DCC Woods was a member of a panel considering the role of roads policing officers on Tuesday, the opening day of this year’s two-day Police Federation roads policing conference in Kenilworth.
He told officers 2020 was a key year for roads policing: “I think we have a real opportunity, with the uplift, to raise the profile of roads policing and to use this extra funding to get our agenda further.”
Fellow panellist Dr Helen Wells from Keele University added: “The tide really has turned. From my perspective, now is the time to push the academic agenda of roads policing - how fantastic would it be to enthuse criminology students to do their third-year project on roads policing?”
However, the opportunities presented by the uplift could also pose new problems, Michael Collins from the College of Policing who was also on the panel, told the conference. He drew attention to the problem of accreditation given the intricate and specific specialties of roads policing that make it unsuitable for the Professionalising Investigative Process courses.
Simon Hill from the Police Federation added to the debate by saying: “There is no single definition of what constitutes a roads policing officer. What is needed is a single definition with clear criteria that you can take to a force and ask, ‘do you have this?’ I think it’s important that there is some accreditation system that allows officers to gain recognition for their hard work and their dedication.”

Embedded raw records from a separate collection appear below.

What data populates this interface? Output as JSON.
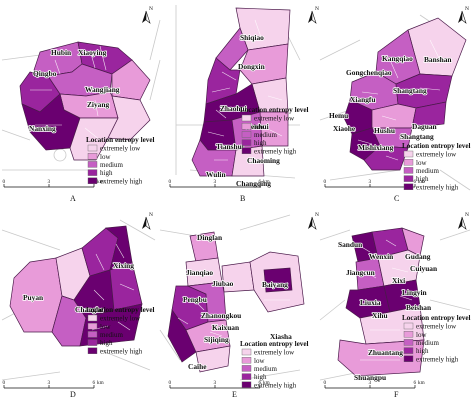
{
  "colors": {
    "extremely_low": "#f6d3ec",
    "low": "#e89bd9",
    "medium": "#c55fc3",
    "high": "#9a259e",
    "extremely_high": "#6a0070",
    "outside": "#ffffff"
  },
  "legend_title": "Location entropy level",
  "legend_items": [
    "extremely low",
    "low",
    "medium",
    "high",
    "extremely high"
  ],
  "north_label": "N",
  "scale_unit": "km",
  "scale_labels": [
    "0",
    "3",
    "6"
  ],
  "panels": [
    {
      "letter": "A",
      "places": [
        "Hubin",
        "Xiaoying",
        "Qingbo",
        "Wangjiang",
        "Ziyang",
        "Nanxing"
      ]
    },
    {
      "letter": "B",
      "places": [
        "Shiqiao",
        "Dongxin",
        "Zhaohui",
        "Wenhui",
        "Tianshui",
        "Chaoming",
        "Wulin",
        "Changqing"
      ]
    },
    {
      "letter": "C",
      "places": [
        "Banshan",
        "Kangqiao",
        "Gongchenqiao",
        "Shangtang",
        "Xiangfu",
        "Hemu",
        "Daguan",
        "Xiaohe",
        "Hushu",
        "Shangtang",
        "Mishixiang"
      ]
    },
    {
      "letter": "D",
      "places": [
        "Xixing",
        "Puyan",
        "Changhe"
      ]
    },
    {
      "letter": "E",
      "places": [
        "Dinglan",
        "Jianqiao",
        "Jiubao",
        "Pengbu",
        "Zhanongkou",
        "Baiyang",
        "Kaixuan",
        "Sijiqing",
        "Xiasha",
        "Caihe"
      ]
    },
    {
      "letter": "F",
      "places": [
        "Sandun",
        "Wenxin",
        "Gudang",
        "Cuiyuan",
        "Jiangcun",
        "Xixi",
        "Lingyin",
        "Beishan",
        "Liuxia",
        "Xihu",
        "Zhuantang",
        "Shuangpu"
      ]
    }
  ]
}
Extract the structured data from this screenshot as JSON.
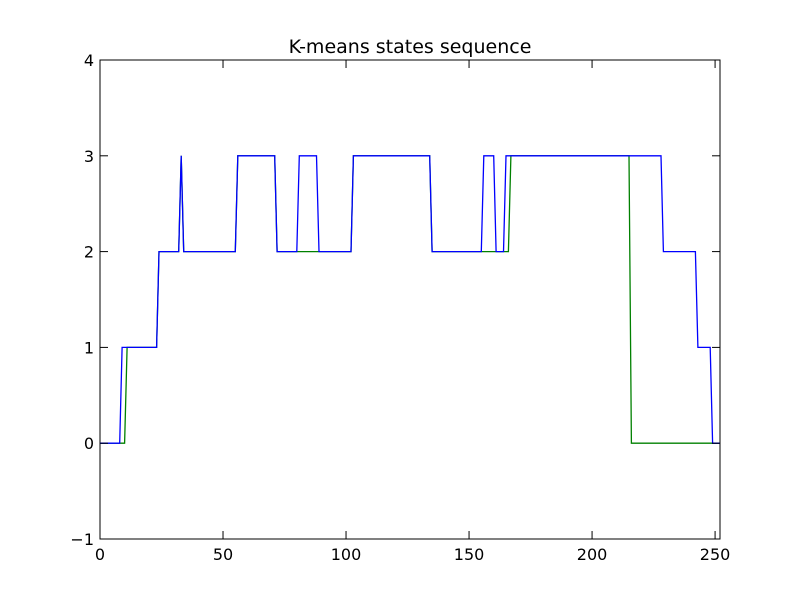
{
  "chart_data": {
    "type": "line",
    "title": "K-means states sequence",
    "xlabel": "",
    "ylabel": "",
    "xlim": [
      0,
      252
    ],
    "ylim": [
      -1,
      4
    ],
    "xticks": [
      0,
      50,
      100,
      150,
      200,
      250
    ],
    "yticks": [
      -1,
      0,
      1,
      2,
      3,
      4
    ],
    "grid": false,
    "legend": "none",
    "series": [
      {
        "color": "#008000",
        "x": [
          0,
          10,
          11,
          23,
          24,
          32,
          33,
          34,
          55,
          56,
          71,
          72,
          89,
          90,
          102,
          103,
          134,
          135,
          166,
          167,
          215,
          216,
          252
        ],
        "y": [
          0,
          0,
          1,
          1,
          2,
          2,
          3,
          2,
          2,
          3,
          3,
          2,
          2,
          2,
          2,
          3,
          3,
          2,
          2,
          3,
          3,
          0,
          0
        ]
      },
      {
        "color": "#0000ff",
        "x": [
          0,
          8,
          9,
          23,
          24,
          32,
          33,
          34,
          55,
          56,
          71,
          72,
          80,
          81,
          88,
          89,
          102,
          103,
          134,
          135,
          155,
          156,
          160,
          161,
          164,
          165,
          228,
          229,
          242,
          243,
          248,
          249,
          252
        ],
        "y": [
          0,
          0,
          1,
          1,
          2,
          2,
          3,
          2,
          2,
          3,
          3,
          2,
          2,
          3,
          3,
          2,
          2,
          3,
          3,
          2,
          2,
          3,
          3,
          2,
          2,
          3,
          3,
          2,
          2,
          1,
          1,
          0,
          0
        ]
      }
    ]
  }
}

Answering a question from a delegate about possible rewards for roads policing units and officers, Mr Collins said: “I think that most roads officers don’t want rewards. Rewards are for tomorrow. We want recognition.”
In the opening session of conference, Chief Constable Anthony Bangham, the roads policing lead for the NPCC, argued preventing loss of life should be the top priority of roads policing officers.
He warned that road fatalities, which fell in the first half of the last decade, had stabilised and started to increase again, with 1,784 recorded in 2018 – almost five a day - and figures for this year showing signs of following the upward trend.
“We need to ask questions about what we can do better if we are truly committed to reducing the totally unacceptable rate of deaths on our roads,” Mr Bangham said, “Twice as many people die on our roads than through knife crime and yet you hear so much about that every day – you can pass through the papers and not read about the deaths on our roads. Something has to change.”
He said he was disappointed that forces could be visited by Her Majesty’s Inspectorate of Constabulary and Fire & Rescue Services without being asked questions about roads policing.
Responding to a question from delegates, Mr Bangham spoke about the difficulty in getting the NPCC to focus on roads policing, due to the many competing priorities, but said the issue has got ‘air-time’ at last. This, he said, offers a possibility for roads policing to be viewed more strategically by leaders in future, rather than seen as a local issue.